Still, Baker, who performs in Salvatore's Italian Restaurant at the Suncoast, does admit to a special fondness for the timeless standards.
"I love to play the older standards, because the stories they tell are beautiful," he explains. "Newer songs, they come out, they're great, but they don't last long. A year later, you don't even remember the songs."
But the standards, Baker says, "people will remember."
Baker grew up in Chicago and comes from a musical family whose members include a singer/guitarist uncle, an opera-singer aunt and a professional violinist father.
Consequently, "I always loved music," Baker says.

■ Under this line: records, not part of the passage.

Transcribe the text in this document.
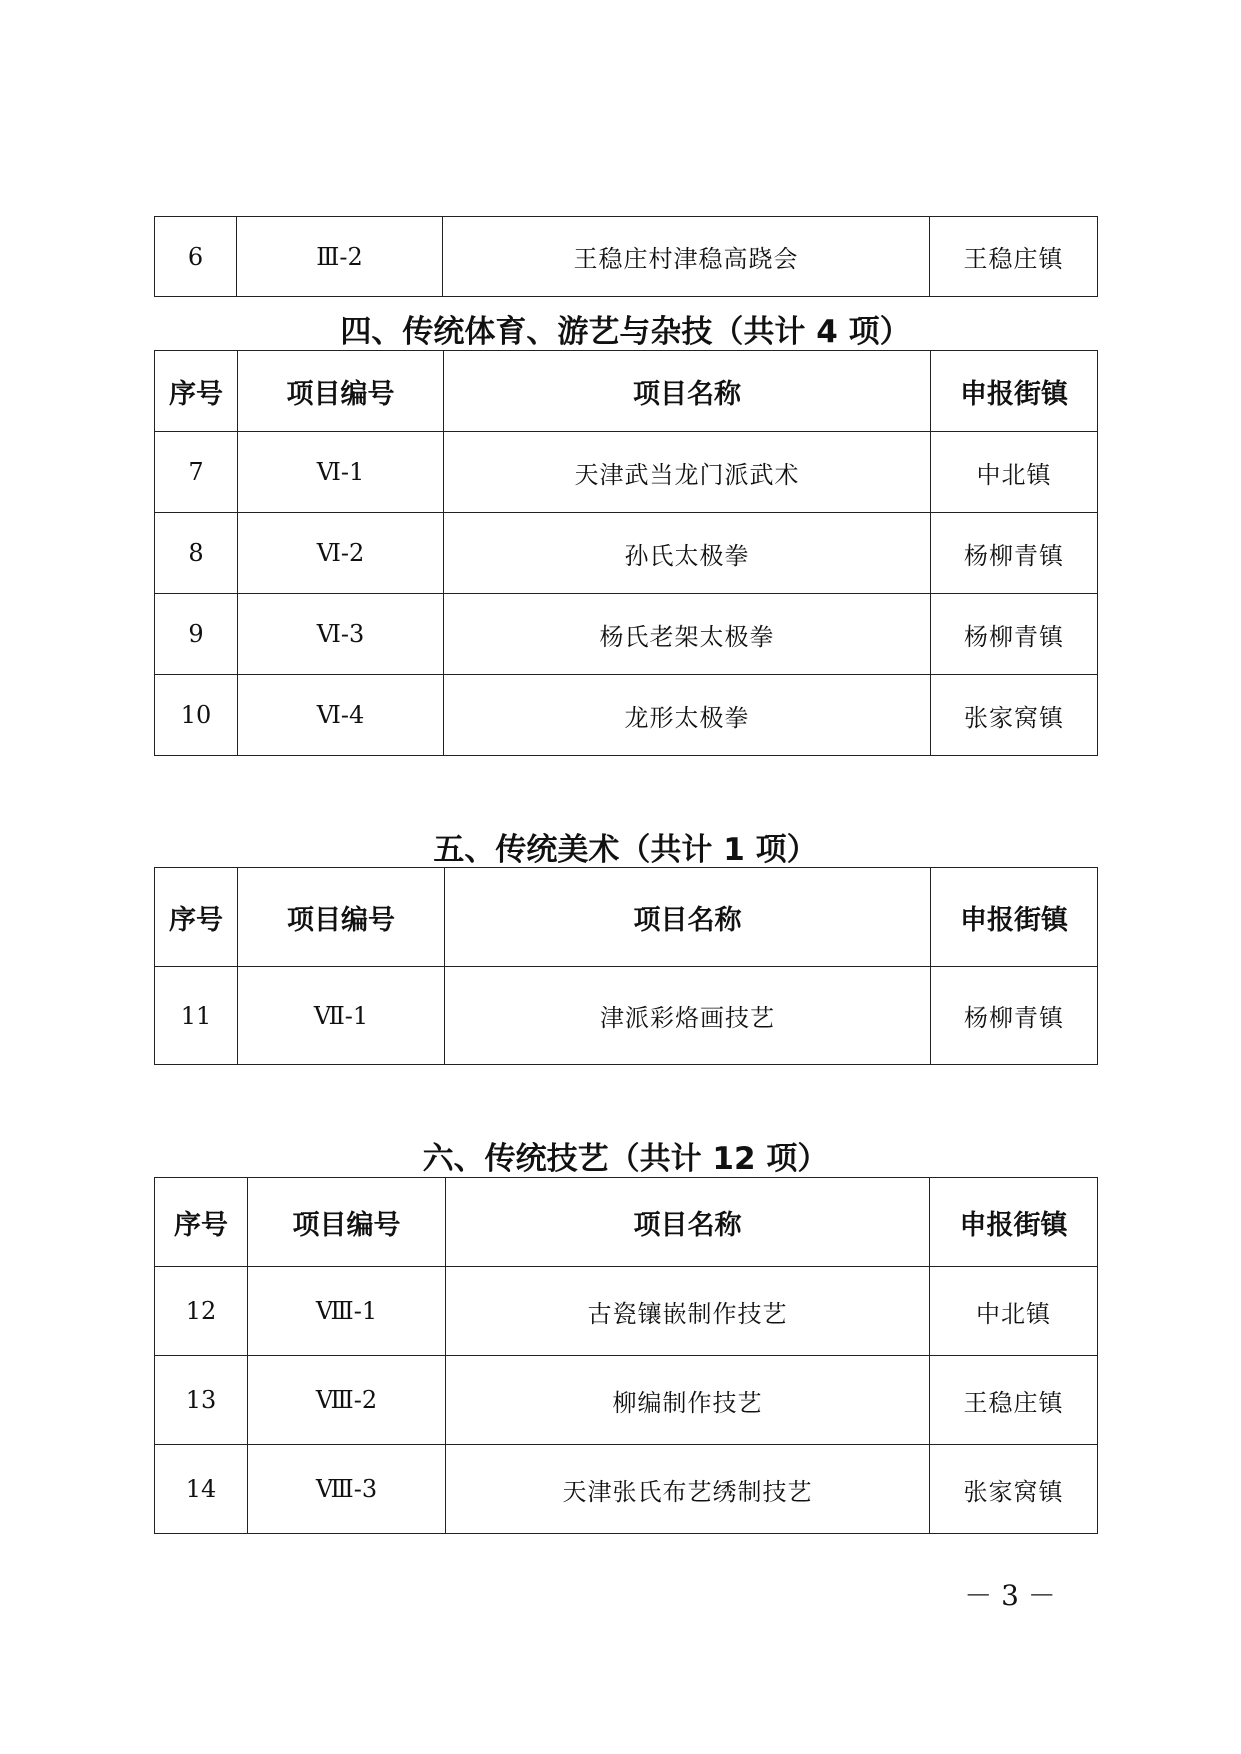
6	Ⅲ-2	王稳庄村津稳高跷会	王稳庄镇
四、传统体育、游艺与杂技（共计 4 项）
序号	项目编号	项目名称	申报街镇
7	Ⅵ-1	天津武当龙门派武术	中北镇
8	Ⅵ-2	孙氏太极拳	杨柳青镇
9	Ⅵ-3	杨氏老架太极拳	杨柳青镇
10	Ⅵ-4	龙形太极拳	张家窝镇
五、传统美术（共计 1 项）
序号	项目编号	项目名称	申报街镇
11	Ⅶ-1	津派彩烙画技艺	杨柳青镇
六、传统技艺（共计 12 项）
序号	项目编号	项目名称	申报街镇
12	Ⅷ-1	古瓷镶嵌制作技艺	中北镇
13	Ⅷ-2	柳编制作技艺	王稳庄镇
14	Ⅷ-3	天津张氏布艺绣制技艺	张家窝镇
－ 3 －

In grammar school, Baker was introduced to the piano, learning to play on a cardboard keyboard. After high school, he continued formal music studies at a Chicago conservatory and began playing professionally around town.
Later, he and his brother teamed up as "The Baker Boys," and the duo came to Las Vegas in 2001. Since then, Baker's resume, either as a solo act or part of a duo, includes gigs at Turnberry Place, Wynn Las Vegas and Fellini's restaurant. Now, at Salvatore's, Baker continues his avocation of playing timeless classics to appreciative audiences.
It's gratifying, he says, because "every day I get people who come up to me and say, 'I love that music. I haven't heard that music for years.' "
Phil Baker plays in the piano bar of Salvatore's Italian Restaurant at the Suncoast at 6 p.m. Tuesdays through Saturdays.